Solving i18n for client-side and resource-constrained environments.

Other

3 stars 0 forks source link

Word segmenter for Far east Asia languages #4

Closed makotokato closed 2 years ago

makotokato commented 3 years ago

Actually, LSTM segmenter may be focused for East Asian Language such as Thai. But I am not sure for Japanese and Chinese. Since UAX#29 doesn't define word segmenter for Chinese and Japanese, ICU uses dictionary-based segmenter.

Can LSTM use for CJ?
Is there another segmenter implementations to use machine learning for CJ?
Should we use dictionary-model for CJ like ICU? Dictionary-based implementation cannot covert all words.

aethanyc commented 3 years ago

@makotokato Another question is: Is there any customization rules or optimization for Chinese and Japanese, which are not in the spec, but are in current gecko's lwbrk that we want to support?

makotokato commented 3 years ago

Is there any customization rules or optimization for Chinese and Japanese, which are not in the spec,

Sentence segmentation.

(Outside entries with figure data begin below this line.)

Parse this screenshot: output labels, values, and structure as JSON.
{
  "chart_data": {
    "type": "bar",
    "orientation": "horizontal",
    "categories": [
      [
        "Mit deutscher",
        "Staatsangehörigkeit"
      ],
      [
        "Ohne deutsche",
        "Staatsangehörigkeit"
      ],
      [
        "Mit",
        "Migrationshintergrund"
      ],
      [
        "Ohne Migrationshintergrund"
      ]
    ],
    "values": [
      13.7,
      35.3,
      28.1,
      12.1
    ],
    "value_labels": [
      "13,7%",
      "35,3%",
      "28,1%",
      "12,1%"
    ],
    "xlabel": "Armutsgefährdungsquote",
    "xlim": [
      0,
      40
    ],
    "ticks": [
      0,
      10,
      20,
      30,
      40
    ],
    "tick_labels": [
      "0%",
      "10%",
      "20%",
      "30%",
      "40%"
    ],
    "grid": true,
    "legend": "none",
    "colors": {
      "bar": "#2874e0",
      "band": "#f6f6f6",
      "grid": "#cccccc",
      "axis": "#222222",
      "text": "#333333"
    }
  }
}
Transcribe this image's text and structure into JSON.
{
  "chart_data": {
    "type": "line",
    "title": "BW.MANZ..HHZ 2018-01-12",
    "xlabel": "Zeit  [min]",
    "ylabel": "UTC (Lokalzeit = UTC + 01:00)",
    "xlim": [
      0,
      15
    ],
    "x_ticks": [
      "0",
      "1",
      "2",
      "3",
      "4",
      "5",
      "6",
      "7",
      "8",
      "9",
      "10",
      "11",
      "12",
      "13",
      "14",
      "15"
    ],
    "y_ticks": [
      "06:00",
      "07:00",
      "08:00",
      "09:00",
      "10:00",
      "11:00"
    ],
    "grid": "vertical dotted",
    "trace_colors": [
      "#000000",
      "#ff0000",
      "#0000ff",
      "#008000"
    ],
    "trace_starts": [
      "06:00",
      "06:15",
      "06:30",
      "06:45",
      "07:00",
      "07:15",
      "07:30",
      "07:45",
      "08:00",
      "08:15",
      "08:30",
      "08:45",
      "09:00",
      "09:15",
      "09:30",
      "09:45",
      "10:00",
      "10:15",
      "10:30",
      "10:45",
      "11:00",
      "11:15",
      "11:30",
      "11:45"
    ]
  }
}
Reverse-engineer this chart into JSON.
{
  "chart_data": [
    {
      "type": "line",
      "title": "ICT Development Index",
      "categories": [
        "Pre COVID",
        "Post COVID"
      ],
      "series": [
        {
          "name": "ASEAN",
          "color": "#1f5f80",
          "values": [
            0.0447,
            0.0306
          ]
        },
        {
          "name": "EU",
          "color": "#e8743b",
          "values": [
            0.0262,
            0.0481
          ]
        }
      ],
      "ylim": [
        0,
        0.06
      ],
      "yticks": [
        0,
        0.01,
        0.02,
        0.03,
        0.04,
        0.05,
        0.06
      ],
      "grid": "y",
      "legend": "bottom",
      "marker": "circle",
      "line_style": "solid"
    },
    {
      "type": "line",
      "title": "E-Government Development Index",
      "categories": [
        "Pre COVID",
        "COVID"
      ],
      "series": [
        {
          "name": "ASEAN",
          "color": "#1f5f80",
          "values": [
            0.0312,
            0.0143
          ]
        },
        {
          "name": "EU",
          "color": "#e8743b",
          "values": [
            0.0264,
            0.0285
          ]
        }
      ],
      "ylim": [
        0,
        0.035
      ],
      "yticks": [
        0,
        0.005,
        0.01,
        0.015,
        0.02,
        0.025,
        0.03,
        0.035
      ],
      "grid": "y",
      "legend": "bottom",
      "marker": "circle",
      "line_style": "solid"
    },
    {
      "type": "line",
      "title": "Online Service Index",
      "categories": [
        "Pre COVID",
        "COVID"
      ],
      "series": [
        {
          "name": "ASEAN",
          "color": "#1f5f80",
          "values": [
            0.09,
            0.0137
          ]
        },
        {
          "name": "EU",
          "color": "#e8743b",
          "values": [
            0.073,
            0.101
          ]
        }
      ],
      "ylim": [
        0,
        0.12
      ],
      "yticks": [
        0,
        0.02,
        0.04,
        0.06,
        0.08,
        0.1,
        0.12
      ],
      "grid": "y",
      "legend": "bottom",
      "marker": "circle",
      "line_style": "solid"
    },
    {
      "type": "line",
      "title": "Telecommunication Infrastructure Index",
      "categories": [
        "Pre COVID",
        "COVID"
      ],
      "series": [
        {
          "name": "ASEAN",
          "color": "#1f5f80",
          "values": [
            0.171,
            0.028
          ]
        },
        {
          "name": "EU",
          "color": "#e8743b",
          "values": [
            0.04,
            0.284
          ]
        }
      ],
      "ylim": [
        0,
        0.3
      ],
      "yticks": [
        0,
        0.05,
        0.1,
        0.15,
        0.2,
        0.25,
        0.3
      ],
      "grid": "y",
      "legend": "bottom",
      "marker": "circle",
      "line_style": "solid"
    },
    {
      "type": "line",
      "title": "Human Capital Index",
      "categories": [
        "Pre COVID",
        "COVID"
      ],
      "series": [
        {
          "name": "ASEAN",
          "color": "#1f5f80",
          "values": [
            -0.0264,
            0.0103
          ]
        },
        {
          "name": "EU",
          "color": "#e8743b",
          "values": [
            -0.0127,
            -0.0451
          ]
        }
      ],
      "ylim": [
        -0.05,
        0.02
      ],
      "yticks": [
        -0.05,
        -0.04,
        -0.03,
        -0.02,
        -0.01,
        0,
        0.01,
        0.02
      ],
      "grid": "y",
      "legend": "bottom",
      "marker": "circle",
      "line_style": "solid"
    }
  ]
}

Sentence in Japanese depends on contextual, so it cannot define the rule.

in current gecko's lwbrk that we want to support?

lwbrk requires word and line only. For word segmentation, we need any way to implement it (dictionary? or ml?). Dictionary won't cover all word segmenter case in Japanese unfortunately.

aethanyc commented 2 years ago

We've tracked this issue in https://github.com/unicode-org/icu4x/issues/1033.